US dollar slightly higher on risk aversion
After some significant moves on Tuesday, currency markets had a more consolidative look about them overnight, although the US dollar continued grinding higher. The dollar index rose 0.21% to 92.52 and is now testing its 200-DMA, signalling further potential gains to 93.00 initially.
Amongst the majors, the British pound continues to suffer AstraZeneca fallout, slipping 0.47% to 1.3700 as of this morning. It targets 1.3600 initially, and if EUR/USD fails at 1.1800, its next target will be 1.1600 in the week ahead. The AUD/USD has closed below its 100-DMA, at 0.7608 today, adding another bearish headline to a cloudy technical picture. Likewise, NZD/USD closed under important support at 0.7000 and faces more losses to 0.6800 in the near-term.

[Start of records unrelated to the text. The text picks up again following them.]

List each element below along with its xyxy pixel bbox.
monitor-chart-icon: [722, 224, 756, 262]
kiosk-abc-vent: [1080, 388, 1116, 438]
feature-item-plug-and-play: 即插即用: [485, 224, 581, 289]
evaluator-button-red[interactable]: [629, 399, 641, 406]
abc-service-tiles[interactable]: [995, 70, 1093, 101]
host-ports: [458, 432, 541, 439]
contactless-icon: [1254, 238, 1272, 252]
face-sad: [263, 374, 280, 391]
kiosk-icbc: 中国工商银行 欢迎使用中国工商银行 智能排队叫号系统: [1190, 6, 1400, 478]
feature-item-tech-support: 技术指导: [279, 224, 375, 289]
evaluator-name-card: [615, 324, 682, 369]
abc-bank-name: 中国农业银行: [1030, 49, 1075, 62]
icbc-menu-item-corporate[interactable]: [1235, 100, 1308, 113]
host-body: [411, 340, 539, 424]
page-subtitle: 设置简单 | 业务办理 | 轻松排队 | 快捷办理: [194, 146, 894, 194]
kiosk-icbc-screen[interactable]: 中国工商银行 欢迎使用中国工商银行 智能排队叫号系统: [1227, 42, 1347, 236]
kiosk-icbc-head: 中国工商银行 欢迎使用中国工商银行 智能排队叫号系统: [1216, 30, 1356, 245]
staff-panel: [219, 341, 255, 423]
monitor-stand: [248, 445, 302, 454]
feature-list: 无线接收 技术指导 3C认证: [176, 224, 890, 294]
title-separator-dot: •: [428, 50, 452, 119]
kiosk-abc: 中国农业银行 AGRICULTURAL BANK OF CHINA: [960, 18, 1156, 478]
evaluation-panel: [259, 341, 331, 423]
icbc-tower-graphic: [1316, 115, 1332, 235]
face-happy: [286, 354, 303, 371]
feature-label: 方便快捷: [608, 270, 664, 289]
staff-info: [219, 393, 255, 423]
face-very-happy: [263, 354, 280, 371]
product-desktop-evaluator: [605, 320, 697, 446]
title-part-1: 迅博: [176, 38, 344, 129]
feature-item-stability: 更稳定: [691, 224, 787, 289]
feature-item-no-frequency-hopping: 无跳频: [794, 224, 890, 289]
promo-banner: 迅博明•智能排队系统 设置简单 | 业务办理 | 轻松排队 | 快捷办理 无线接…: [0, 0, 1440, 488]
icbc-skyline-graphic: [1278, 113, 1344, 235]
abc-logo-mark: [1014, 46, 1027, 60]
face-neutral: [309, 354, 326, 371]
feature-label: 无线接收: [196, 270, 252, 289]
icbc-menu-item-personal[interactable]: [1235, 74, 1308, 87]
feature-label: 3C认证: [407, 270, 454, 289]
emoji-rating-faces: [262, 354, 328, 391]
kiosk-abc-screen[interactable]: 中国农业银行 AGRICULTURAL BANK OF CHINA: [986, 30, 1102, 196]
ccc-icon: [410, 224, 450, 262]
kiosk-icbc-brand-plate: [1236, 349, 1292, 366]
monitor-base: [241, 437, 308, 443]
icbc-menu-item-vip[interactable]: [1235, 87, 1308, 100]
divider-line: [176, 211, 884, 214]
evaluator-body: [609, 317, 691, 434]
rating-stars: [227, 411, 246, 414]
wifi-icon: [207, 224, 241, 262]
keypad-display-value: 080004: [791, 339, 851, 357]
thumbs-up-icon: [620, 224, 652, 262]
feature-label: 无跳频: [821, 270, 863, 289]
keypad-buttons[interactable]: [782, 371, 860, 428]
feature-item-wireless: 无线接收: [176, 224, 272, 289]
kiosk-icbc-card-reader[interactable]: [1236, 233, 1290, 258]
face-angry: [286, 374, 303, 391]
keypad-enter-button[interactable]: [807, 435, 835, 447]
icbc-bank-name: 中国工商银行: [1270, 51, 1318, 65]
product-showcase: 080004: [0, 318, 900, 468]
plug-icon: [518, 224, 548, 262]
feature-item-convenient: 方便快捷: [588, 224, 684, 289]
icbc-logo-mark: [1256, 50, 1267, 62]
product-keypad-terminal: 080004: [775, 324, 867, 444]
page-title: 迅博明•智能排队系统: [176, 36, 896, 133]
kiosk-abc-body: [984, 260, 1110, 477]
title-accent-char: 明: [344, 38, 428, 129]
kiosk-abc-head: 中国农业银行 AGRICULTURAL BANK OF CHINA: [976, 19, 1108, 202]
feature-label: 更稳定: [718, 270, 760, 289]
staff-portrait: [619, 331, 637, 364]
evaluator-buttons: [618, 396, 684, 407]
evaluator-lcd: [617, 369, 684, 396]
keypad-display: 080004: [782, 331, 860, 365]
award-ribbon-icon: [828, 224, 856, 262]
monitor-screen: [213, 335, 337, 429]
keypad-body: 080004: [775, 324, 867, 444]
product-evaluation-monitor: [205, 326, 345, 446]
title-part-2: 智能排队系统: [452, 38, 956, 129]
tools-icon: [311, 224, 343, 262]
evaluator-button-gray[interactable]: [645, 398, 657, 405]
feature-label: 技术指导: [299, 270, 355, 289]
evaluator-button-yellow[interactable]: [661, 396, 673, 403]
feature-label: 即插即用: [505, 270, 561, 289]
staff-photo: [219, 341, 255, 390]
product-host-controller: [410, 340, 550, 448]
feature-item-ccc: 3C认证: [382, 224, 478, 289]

The PBOC has set the USD/CNY fix slightly higher at 6.5282 today, and the CNY continues to outperform relative to the G-10 currencies. That has spared the rest of Asia’s blushes, although regional Asian currencies retreated overnight versus the greenback and have eased again today. USD/IDR is approaching 14,500.00, and a rise through that level will weigh on Indonesian assets and almost certainly spur intervention by the central bank. USD/THB is also on the move and faces a test of significant resistance around 6.5500, but the rest of Asia is content to track the CNY, with the Indian rupee showing surprising strength. The Philippine peso may face renewed selling pressure if, as expected, the central bank leaves rates unchanged at 2.0% this afternoon.
Although Asian EM is holding up well in the face of dollar strength, a move hires in bond yields next week after President Biden releases his infrastructure package details will ramp up the pressure on local currencies.
The US dollar strength in general, coming even as US yields ease lower, is indicative of safe-haven flows and reflects a nervousness in international markets that is not yet wholly apparent in other asset classes.